En mis tres años y medio en México, hubo muchos temas que me marcaron por el resto de mi vida. La resiliencia de las y los sobrevivientes de tortura, la valentía de comunidades indígenas que defienden sus tierras, la entereza de las mujeres que exigen un alto a la violencia... pero lo que me marcó de un modo aún más penetrante es el dolor de las familias de las personas desaparecidas (casi siempre lideradas por mujeres), su recia perseverancia (casi siempre de las mujeres), el amor que les impulsa a seguir buscando a sus seres queridos, sea en vida o en otra circunstancias, en las calles, separos, cuarteles, morgues o fosas clandestinas.

La reciedumbre y capacidad de organizarse de las familias de personas desaparecidas es inspirador, una señal clara de que otro México no solamente es deseable sino también posible.

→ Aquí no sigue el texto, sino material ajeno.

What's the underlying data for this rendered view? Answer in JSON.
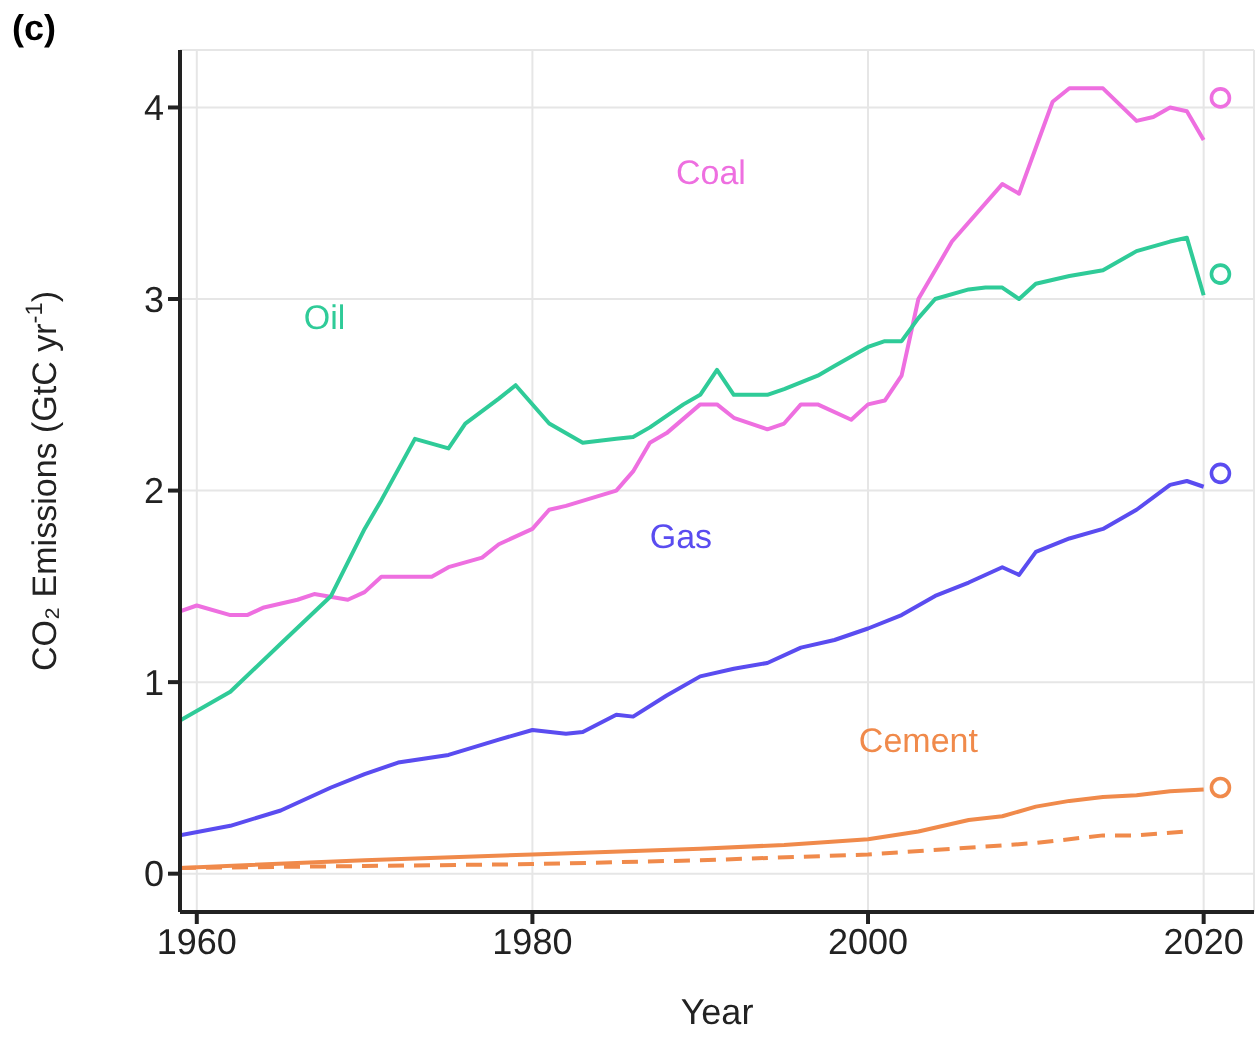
{
  "chart_data": {
    "type": "line",
    "xlabel": "Year",
    "ylabel": "CO₂ Emissions (GtC yr$^{-1}$)",
    "xlim": [
      1959,
      2023
    ],
    "ylim": [
      -0.2,
      4.3
    ],
    "xticks": [
      1960,
      1980,
      2000,
      2020
    ],
    "yticks": [
      0,
      1,
      2,
      3,
      4
    ],
    "grid": true,
    "annotations": [
      "(c)"
    ],
    "series": [
      {
        "name": "Coal",
        "color": "#ee6fe0",
        "x": [
          1959,
          1960,
          1962,
          1963,
          1964,
          1966,
          1967,
          1969,
          1970,
          1971,
          1974,
          1975,
          1977,
          1978,
          1980,
          1981,
          1982,
          1985,
          1986,
          1987,
          1988,
          1990,
          1991,
          1992,
          1994,
          1995,
          1996,
          1997,
          1999,
          2000,
          2001,
          2002,
          2003,
          2005,
          2008,
          2009,
          2011,
          2012,
          2014,
          2016,
          2017,
          2018,
          2019,
          2020
        ],
        "values": [
          1.37,
          1.4,
          1.35,
          1.35,
          1.39,
          1.43,
          1.46,
          1.43,
          1.47,
          1.55,
          1.55,
          1.6,
          1.65,
          1.72,
          1.8,
          1.9,
          1.92,
          2.0,
          2.1,
          2.25,
          2.3,
          2.45,
          2.45,
          2.38,
          2.32,
          2.35,
          2.45,
          2.45,
          2.37,
          2.45,
          2.47,
          2.6,
          3.0,
          3.3,
          3.6,
          3.55,
          4.03,
          4.1,
          4.1,
          3.93,
          3.95,
          4.0,
          3.98,
          3.83
        ]
      },
      {
        "name": "Oil",
        "color": "#2fcb98",
        "x": [
          1959,
          1962,
          1965,
          1968,
          1970,
          1971,
          1973,
          1975,
          1976,
          1978,
          1979,
          1981,
          1983,
          1985,
          1986,
          1987,
          1989,
          1990,
          1991,
          1992,
          1994,
          1995,
          1997,
          1998,
          2000,
          2001,
          2002,
          2003,
          2004,
          2006,
          2007,
          2008,
          2009,
          2010,
          2012,
          2014,
          2016,
          2018,
          2019,
          2020
        ],
        "values": [
          0.8,
          0.95,
          1.2,
          1.45,
          1.8,
          1.95,
          2.27,
          2.22,
          2.35,
          2.48,
          2.55,
          2.35,
          2.25,
          2.27,
          2.28,
          2.33,
          2.45,
          2.5,
          2.63,
          2.5,
          2.5,
          2.53,
          2.6,
          2.65,
          2.75,
          2.78,
          2.78,
          2.9,
          3.0,
          3.05,
          3.06,
          3.06,
          3.0,
          3.08,
          3.12,
          3.15,
          3.25,
          3.3,
          3.32,
          3.02
        ]
      },
      {
        "name": "Gas",
        "color": "#5a4cf0",
        "x": [
          1959,
          1962,
          1965,
          1968,
          1970,
          1972,
          1975,
          1978,
          1980,
          1982,
          1983,
          1985,
          1986,
          1988,
          1990,
          1992,
          1994,
          1996,
          1998,
          2000,
          2002,
          2004,
          2006,
          2008,
          2009,
          2010,
          2012,
          2014,
          2016,
          2018,
          2019,
          2020
        ],
        "values": [
          0.2,
          0.25,
          0.33,
          0.45,
          0.52,
          0.58,
          0.62,
          0.7,
          0.75,
          0.73,
          0.74,
          0.83,
          0.82,
          0.93,
          1.03,
          1.07,
          1.1,
          1.18,
          1.22,
          1.28,
          1.35,
          1.45,
          1.52,
          1.6,
          1.56,
          1.68,
          1.75,
          1.8,
          1.9,
          2.03,
          2.05,
          2.02
        ]
      },
      {
        "name": "Cement",
        "color": "#f08a4b",
        "x": [
          1959,
          1970,
          1980,
          1990,
          1995,
          2000,
          2003,
          2006,
          2008,
          2010,
          2012,
          2014,
          2016,
          2018,
          2020
        ],
        "values": [
          0.03,
          0.07,
          0.1,
          0.13,
          0.15,
          0.18,
          0.22,
          0.28,
          0.3,
          0.35,
          0.38,
          0.4,
          0.41,
          0.43,
          0.44
        ]
      },
      {
        "color": "#f08a4b",
        "line_style": "dashed",
        "x": [
          1959,
          1970,
          1980,
          1990,
          2000,
          2010,
          2014,
          2016,
          2019
        ],
        "values": [
          0.03,
          0.04,
          0.05,
          0.07,
          0.1,
          0.16,
          0.2,
          0.2,
          0.22
        ]
      },
      {
        "type": "scatter",
        "marker": "circle",
        "color": "#ee6fe0",
        "x": [
          2021
        ],
        "values": [
          4.05
        ]
      },
      {
        "type": "scatter",
        "marker": "circle",
        "color": "#2fcb98",
        "x": [
          2021
        ],
        "values": [
          3.13
        ]
      },
      {
        "type": "scatter",
        "marker": "circle",
        "color": "#5a4cf0",
        "x": [
          2021
        ],
        "values": [
          2.09
        ]
      },
      {
        "type": "scatter",
        "marker": "circle",
        "color": "#f08a4b",
        "x": [
          2021
        ],
        "values": [
          0.45
        ]
      }
    ]
  }
}
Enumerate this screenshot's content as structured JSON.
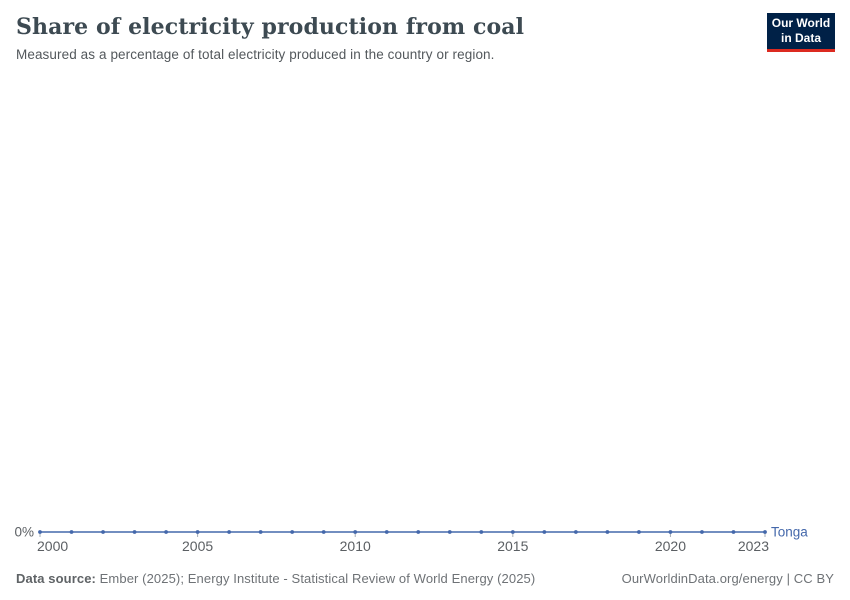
{
  "header": {
    "title": "Share of electricity production from coal",
    "subtitle": "Measured as a percentage of total electricity produced in the country or region.",
    "logo": {
      "line1": "Our World",
      "line2": "in Data",
      "bg_color": "#002147",
      "accent_color": "#dc2a20"
    }
  },
  "chart_data": {
    "type": "line",
    "title": "Share of electricity production from coal",
    "subtitle": "Measured as a percentage of total electricity produced in the country or region.",
    "x_range": [
      2000,
      2023
    ],
    "x_ticks": [
      2000,
      2005,
      2010,
      2015,
      2020,
      2023
    ],
    "y_ticks": [
      0
    ],
    "y_tick_labels": [
      "0%"
    ],
    "ylim": [
      0,
      100
    ],
    "grid": false,
    "legend_position": "end-of-line",
    "xlabel": "",
    "ylabel": "",
    "series": [
      {
        "name": "Tonga",
        "color": "#4468ab",
        "marker": "circle",
        "x": [
          2000,
          2001,
          2002,
          2003,
          2004,
          2005,
          2006,
          2007,
          2008,
          2009,
          2010,
          2011,
          2012,
          2013,
          2014,
          2015,
          2016,
          2017,
          2018,
          2019,
          2020,
          2021,
          2022,
          2023
        ],
        "values": [
          0,
          0,
          0,
          0,
          0,
          0,
          0,
          0,
          0,
          0,
          0,
          0,
          0,
          0,
          0,
          0,
          0,
          0,
          0,
          0,
          0,
          0,
          0,
          0
        ]
      }
    ],
    "axis_text_color": "#5b5f63",
    "tick_mark_color": "#a6adb5"
  },
  "footer": {
    "source_label": "Data source:",
    "source_text": " Ember (2025); Energy Institute - Statistical Review of World Energy (2025)",
    "right_text": "OurWorldinData.org/energy | CC BY"
  }
}
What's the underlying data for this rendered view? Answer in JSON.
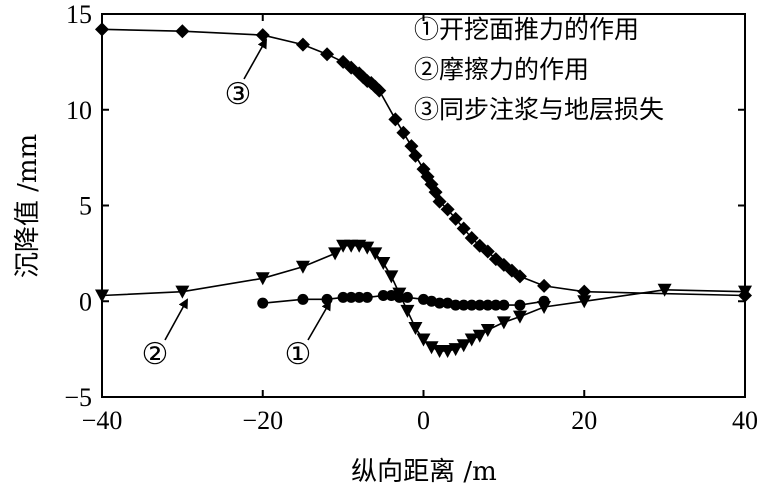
{
  "chart_data": {
    "type": "line",
    "xlabel": "纵向距离 /m",
    "ylabel": "沉降值 /mm",
    "xlim": [
      -40,
      40
    ],
    "ylim": [
      -5,
      15
    ],
    "xticks": [
      -40,
      -20,
      0,
      20,
      40
    ],
    "yticks": [
      -5,
      0,
      5,
      10,
      15
    ],
    "xtick_labels": [
      "−40",
      "−20",
      "0",
      "20",
      "40"
    ],
    "ytick_labels": [
      "−5",
      "0",
      "5",
      "10",
      "15"
    ],
    "grid": false,
    "legend_position": "top-right",
    "legend": [
      "①开挖面推力的作用",
      "②摩擦力的作用",
      "③同步注浆与地层损失"
    ],
    "callouts": [
      {
        "label": "①",
        "series": 0
      },
      {
        "label": "②",
        "series": 1
      },
      {
        "label": "③",
        "series": 2
      }
    ],
    "series": [
      {
        "marker": "circle",
        "x": [
          -20,
          -15,
          -12,
          -10,
          -9,
          -8,
          -7,
          -5,
          -4,
          -3,
          -2,
          0,
          1,
          2,
          3,
          4,
          5,
          6,
          7,
          8,
          9,
          10,
          12,
          15
        ],
        "y": [
          -0.1,
          0.1,
          0.1,
          0.2,
          0.2,
          0.2,
          0.2,
          0.3,
          0.3,
          0.2,
          0.2,
          0.1,
          0.0,
          -0.1,
          -0.1,
          -0.2,
          -0.2,
          -0.2,
          -0.2,
          -0.2,
          -0.2,
          -0.2,
          -0.2,
          0.0
        ]
      },
      {
        "marker": "triangle-down",
        "x": [
          -40,
          -30,
          -20,
          -15,
          -11,
          -10,
          -9,
          -8,
          -7,
          -6,
          -5,
          -4,
          -3,
          -2,
          -1,
          0,
          1,
          2,
          3,
          4,
          5,
          6,
          7,
          8,
          10,
          12,
          15,
          20,
          30,
          40
        ],
        "y": [
          0.3,
          0.5,
          1.2,
          1.8,
          2.5,
          2.9,
          2.9,
          2.9,
          2.8,
          2.5,
          2.0,
          1.3,
          0.4,
          -0.5,
          -1.4,
          -2.0,
          -2.4,
          -2.6,
          -2.6,
          -2.5,
          -2.3,
          -2.0,
          -1.8,
          -1.5,
          -1.1,
          -0.8,
          -0.3,
          0.0,
          0.6,
          0.5
        ]
      },
      {
        "marker": "diamond",
        "x": [
          -40,
          -30,
          -20,
          -15,
          -12,
          -10,
          -9,
          -8,
          -7.5,
          -7,
          -6.5,
          -6,
          -5.5,
          -3.5,
          -2.5,
          -1.5,
          -1,
          0,
          0.5,
          1,
          1.5,
          2,
          3,
          4,
          5,
          6,
          7,
          8,
          9,
          10,
          11,
          12,
          15,
          20,
          40
        ],
        "y": [
          14.2,
          14.1,
          13.9,
          13.4,
          12.9,
          12.5,
          12.2,
          11.9,
          11.7,
          11.5,
          11.4,
          11.2,
          11.0,
          9.5,
          8.8,
          8.1,
          7.6,
          6.9,
          6.5,
          6.1,
          5.7,
          5.2,
          4.8,
          4.3,
          3.8,
          3.3,
          2.9,
          2.6,
          2.2,
          1.9,
          1.6,
          1.3,
          0.8,
          0.5,
          0.3
        ]
      }
    ]
  }
}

Es gracias a ellas que el día de hoy se cumplen dos años de la adopción de la Ley General en Materia de Desaparición Forzada, Desaparición Cometida por Particulares y del Sistema Nacional de Búsqueda de Personas. La ley es un resultado del heroico esfuerzo de los colectivos, quienes estuvieron acompañados por organizaciones de la sociedad civil y contó con la asesoría y empuje de mi Oficina y otros organismos internacionales. Las familias lograron transformar el dolor personal en fuerza colectiva, en una fuerza política y moral en el sentido más amplio y apropiado de las palabras.

Si bien la entereza de las familias nos inspira, la ley nos compromete, a todos. A las autoridades en el sentido literal, estableciendo obligaciones ineludibles, y a la sociedad en un sentido ético, imponiendo compromisos axiológicos impostergables.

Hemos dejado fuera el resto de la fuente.